Frederica Wilson's First Act In Washington: Banning Cell Phones In Cars With Kids
Lost among the noise of a thousand tea baggings at the polls yesterday was the runaway victory of Frederica Wilson, the cowboy-hat rockin' Democrat who picked up 86 percent of the vote to replace Kendrick Meek in Congress. Wilson has never shied away from a fight -- her political career started when she was a principal and she declared war against a composting plant that was sickening kids at her school.
"I have a real concern about cell phones and texting while driving," she says. "What I want to do is pass a bill nationally that you cannot talk on a cell or text message while you have minor children in the car."
The reason?
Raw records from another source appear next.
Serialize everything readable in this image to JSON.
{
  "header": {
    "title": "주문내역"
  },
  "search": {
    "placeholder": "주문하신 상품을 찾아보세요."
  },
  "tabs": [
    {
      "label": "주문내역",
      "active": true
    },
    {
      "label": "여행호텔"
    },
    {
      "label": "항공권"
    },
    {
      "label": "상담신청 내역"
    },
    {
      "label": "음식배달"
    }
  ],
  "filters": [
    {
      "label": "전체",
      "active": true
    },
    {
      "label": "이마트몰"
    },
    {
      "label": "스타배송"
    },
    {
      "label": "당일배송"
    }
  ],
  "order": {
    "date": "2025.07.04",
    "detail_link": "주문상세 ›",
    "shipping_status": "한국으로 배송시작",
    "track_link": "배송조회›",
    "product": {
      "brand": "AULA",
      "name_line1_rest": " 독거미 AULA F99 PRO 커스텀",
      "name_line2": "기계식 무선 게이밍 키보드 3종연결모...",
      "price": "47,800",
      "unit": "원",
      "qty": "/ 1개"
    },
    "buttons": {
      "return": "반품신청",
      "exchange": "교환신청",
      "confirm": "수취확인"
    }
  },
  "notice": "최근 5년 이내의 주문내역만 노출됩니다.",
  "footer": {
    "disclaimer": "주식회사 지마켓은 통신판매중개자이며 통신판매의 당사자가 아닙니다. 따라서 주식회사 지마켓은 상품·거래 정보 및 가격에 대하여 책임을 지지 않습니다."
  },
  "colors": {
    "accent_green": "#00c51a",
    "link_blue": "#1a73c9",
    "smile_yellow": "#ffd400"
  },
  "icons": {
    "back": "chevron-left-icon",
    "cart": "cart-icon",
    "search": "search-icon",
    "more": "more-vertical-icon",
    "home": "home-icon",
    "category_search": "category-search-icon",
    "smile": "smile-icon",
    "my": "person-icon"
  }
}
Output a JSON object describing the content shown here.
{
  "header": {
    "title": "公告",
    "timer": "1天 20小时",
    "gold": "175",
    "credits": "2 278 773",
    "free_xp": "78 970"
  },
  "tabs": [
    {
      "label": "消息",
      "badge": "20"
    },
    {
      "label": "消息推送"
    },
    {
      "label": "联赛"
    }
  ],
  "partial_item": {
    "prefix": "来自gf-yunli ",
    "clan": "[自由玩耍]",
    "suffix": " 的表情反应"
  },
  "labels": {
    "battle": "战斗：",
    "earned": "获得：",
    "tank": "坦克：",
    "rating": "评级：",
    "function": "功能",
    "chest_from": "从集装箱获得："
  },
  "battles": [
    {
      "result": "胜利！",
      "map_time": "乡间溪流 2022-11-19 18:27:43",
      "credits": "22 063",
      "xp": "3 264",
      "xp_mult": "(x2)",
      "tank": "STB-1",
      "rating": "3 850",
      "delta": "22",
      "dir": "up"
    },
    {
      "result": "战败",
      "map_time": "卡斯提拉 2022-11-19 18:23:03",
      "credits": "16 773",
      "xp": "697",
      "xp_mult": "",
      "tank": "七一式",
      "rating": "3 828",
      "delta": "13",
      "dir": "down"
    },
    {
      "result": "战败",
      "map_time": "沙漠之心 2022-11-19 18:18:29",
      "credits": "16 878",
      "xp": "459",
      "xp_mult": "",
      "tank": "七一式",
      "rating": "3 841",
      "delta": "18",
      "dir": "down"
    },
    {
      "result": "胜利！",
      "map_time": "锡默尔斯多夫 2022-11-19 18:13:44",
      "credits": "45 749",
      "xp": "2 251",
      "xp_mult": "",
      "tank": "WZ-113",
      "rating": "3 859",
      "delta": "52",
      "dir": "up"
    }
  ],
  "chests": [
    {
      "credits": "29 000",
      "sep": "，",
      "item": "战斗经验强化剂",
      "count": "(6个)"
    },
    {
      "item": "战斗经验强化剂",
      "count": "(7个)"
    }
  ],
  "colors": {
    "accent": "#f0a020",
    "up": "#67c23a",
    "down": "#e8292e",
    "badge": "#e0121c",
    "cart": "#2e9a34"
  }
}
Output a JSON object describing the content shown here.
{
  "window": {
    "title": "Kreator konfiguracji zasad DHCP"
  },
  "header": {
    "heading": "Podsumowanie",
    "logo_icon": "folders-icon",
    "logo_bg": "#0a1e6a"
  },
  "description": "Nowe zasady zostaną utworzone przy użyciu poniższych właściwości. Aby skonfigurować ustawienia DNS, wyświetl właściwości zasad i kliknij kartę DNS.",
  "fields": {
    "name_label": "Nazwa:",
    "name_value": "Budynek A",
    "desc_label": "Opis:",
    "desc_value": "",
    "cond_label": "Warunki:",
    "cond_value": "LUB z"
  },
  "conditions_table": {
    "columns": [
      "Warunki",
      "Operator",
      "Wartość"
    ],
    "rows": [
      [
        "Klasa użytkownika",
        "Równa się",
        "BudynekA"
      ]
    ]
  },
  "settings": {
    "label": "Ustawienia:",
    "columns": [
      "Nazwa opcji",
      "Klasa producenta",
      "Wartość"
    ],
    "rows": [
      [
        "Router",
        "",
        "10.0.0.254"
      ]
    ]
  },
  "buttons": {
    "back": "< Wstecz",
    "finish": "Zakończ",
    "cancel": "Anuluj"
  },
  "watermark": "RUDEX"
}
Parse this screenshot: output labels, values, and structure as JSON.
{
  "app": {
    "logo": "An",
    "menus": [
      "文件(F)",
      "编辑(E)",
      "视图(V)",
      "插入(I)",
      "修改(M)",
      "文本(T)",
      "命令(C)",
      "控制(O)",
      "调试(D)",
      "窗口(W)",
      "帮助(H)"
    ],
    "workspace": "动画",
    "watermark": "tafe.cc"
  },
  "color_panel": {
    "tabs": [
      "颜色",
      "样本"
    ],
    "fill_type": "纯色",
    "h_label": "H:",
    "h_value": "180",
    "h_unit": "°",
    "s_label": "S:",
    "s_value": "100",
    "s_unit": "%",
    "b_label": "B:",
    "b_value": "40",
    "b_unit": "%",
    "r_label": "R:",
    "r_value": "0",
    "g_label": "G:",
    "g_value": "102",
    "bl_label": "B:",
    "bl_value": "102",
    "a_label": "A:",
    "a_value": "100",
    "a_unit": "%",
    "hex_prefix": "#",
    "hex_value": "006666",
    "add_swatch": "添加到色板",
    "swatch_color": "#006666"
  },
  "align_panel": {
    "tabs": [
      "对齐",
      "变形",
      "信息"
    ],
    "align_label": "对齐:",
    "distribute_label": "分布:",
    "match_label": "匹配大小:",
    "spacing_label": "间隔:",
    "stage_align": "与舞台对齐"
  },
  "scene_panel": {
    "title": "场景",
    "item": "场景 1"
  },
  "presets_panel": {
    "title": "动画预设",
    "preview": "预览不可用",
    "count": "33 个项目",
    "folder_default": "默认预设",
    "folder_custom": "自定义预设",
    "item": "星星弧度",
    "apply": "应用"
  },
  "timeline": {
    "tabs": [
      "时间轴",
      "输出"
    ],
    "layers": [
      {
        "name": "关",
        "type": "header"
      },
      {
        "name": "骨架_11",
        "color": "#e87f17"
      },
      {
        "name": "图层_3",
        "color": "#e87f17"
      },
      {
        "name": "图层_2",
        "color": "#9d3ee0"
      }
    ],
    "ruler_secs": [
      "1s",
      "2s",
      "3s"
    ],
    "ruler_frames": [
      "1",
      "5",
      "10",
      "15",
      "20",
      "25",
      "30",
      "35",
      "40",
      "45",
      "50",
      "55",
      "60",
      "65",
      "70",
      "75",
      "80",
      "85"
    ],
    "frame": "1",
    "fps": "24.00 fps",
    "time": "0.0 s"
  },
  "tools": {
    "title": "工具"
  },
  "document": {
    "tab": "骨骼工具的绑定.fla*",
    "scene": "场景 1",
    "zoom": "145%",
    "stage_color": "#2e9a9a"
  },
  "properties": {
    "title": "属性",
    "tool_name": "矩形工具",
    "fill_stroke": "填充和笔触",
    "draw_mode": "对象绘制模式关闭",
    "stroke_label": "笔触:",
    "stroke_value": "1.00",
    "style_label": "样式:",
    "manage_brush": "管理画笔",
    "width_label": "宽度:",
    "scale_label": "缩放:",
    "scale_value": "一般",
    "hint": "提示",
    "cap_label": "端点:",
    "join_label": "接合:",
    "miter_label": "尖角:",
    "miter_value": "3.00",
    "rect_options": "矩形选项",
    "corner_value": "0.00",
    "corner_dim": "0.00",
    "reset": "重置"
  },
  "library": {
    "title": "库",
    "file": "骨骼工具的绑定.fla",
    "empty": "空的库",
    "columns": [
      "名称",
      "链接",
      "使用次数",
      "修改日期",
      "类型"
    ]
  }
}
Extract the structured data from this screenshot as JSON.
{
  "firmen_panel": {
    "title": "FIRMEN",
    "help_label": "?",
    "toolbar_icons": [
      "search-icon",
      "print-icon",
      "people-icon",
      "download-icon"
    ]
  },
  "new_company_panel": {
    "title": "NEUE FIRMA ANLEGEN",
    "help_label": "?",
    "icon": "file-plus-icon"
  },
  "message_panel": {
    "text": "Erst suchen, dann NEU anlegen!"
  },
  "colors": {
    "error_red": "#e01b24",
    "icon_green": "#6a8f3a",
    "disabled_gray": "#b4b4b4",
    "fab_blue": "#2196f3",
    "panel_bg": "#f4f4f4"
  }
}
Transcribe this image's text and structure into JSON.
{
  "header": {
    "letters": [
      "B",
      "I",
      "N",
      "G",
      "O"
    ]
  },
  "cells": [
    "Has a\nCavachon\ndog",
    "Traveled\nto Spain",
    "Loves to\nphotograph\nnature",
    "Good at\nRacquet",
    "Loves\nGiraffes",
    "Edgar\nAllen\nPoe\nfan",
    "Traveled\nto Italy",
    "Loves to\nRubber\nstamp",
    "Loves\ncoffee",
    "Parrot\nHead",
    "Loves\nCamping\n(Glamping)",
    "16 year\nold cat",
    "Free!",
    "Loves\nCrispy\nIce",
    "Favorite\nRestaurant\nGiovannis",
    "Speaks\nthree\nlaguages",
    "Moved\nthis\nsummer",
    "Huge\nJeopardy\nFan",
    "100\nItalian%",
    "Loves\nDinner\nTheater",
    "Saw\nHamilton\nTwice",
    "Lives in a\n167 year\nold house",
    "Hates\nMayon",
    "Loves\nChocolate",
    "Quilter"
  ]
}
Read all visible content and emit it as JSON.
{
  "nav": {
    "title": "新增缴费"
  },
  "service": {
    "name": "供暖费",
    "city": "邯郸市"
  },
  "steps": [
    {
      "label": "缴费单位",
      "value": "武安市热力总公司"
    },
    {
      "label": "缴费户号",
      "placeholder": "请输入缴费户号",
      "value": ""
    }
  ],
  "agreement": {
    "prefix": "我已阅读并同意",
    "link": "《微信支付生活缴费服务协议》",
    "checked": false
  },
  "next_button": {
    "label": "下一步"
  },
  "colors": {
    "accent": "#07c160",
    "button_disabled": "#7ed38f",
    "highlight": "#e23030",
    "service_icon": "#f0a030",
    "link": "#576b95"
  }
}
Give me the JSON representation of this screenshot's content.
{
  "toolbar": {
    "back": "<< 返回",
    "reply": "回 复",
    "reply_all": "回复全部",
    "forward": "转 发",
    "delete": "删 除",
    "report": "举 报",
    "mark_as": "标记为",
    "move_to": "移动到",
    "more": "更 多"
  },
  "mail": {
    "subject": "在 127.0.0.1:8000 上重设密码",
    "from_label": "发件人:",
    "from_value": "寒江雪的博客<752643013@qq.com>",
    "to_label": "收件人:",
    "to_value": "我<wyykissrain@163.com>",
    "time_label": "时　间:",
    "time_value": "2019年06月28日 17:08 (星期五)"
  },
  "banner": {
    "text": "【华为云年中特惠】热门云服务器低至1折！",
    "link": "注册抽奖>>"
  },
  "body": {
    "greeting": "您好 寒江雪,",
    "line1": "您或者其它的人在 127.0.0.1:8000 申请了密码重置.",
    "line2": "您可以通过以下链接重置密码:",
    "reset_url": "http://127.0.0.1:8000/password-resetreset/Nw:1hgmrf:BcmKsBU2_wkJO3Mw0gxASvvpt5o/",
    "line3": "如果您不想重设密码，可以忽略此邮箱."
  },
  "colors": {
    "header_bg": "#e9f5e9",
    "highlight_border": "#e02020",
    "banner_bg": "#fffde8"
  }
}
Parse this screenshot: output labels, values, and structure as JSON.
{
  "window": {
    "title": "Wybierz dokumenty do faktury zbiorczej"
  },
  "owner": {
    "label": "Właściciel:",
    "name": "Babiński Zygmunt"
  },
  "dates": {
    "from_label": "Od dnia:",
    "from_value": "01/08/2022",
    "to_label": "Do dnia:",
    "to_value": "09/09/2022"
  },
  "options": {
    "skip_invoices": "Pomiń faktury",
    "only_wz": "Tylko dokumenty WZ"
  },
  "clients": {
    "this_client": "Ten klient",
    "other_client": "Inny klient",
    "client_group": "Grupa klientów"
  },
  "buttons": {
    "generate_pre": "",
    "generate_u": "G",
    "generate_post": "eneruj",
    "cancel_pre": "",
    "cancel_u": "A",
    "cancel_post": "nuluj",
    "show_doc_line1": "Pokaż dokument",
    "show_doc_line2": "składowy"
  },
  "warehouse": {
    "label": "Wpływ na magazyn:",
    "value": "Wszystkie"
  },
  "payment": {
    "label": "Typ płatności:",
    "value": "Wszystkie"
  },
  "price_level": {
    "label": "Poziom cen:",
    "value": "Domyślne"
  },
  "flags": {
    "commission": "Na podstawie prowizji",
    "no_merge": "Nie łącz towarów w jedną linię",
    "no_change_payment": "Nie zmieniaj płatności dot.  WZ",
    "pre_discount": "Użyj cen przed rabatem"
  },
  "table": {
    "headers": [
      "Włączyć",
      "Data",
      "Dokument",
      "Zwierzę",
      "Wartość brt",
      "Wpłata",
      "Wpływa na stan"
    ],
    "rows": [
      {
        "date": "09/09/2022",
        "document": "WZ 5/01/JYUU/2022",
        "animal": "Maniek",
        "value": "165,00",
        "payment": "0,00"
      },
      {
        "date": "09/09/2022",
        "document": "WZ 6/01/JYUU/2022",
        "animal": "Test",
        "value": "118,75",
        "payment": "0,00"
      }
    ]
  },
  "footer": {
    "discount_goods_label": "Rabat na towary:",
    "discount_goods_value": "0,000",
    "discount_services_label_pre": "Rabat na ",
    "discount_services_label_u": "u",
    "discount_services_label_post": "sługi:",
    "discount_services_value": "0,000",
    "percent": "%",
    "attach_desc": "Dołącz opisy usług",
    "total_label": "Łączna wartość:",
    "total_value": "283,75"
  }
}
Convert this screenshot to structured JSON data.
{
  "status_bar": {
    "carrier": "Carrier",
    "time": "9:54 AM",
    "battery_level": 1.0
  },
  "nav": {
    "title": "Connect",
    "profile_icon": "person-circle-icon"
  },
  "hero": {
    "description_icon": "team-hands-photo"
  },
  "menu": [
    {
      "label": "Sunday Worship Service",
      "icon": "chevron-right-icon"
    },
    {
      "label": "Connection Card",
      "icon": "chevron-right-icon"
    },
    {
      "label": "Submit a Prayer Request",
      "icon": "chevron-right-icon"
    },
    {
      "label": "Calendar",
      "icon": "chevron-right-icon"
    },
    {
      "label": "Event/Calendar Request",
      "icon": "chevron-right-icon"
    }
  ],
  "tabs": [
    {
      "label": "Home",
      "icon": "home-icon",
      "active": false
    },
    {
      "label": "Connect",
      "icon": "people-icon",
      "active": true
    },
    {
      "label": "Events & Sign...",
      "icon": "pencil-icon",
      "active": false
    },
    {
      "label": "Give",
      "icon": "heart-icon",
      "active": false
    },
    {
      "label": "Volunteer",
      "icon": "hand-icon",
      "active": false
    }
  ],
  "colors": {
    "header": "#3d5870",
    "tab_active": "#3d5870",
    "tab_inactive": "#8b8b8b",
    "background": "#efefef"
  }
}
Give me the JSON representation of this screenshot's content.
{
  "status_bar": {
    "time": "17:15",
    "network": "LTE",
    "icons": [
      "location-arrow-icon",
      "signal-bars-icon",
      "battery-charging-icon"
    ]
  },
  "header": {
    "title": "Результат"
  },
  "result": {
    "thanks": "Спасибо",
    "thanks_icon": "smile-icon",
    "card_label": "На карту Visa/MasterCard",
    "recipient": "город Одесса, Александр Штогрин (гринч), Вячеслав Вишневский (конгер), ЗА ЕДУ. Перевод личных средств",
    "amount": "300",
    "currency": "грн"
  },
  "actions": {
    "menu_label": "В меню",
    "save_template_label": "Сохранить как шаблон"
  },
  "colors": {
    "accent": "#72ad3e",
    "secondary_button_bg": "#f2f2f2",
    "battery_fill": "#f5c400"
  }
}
The always devastating rash of summer news stories about kids forgotten in cars and left to die in the parking lot heat (an issue profiled recently by our own Michael Mooney.)
"I've noticed an uptick of leaving children in cars," she says. "I bet you that parent was on a cell phone. I bet you someone called and said, 'You're late, people are waiting,' and they get out of the car and the kid is still in the back. I'm going to try to stop it."
Passing anything -- particularly a sure to be controversial piece of legislation like a cell phone ban -- isn't going to be easy for a junior Democrat in a suddenly very red House.
But Wilson isn't alone in wanting cells out of cars: Transportation Secretary Ray LaHood has advocated a complete ban on phones while driving, even on hands-free devices.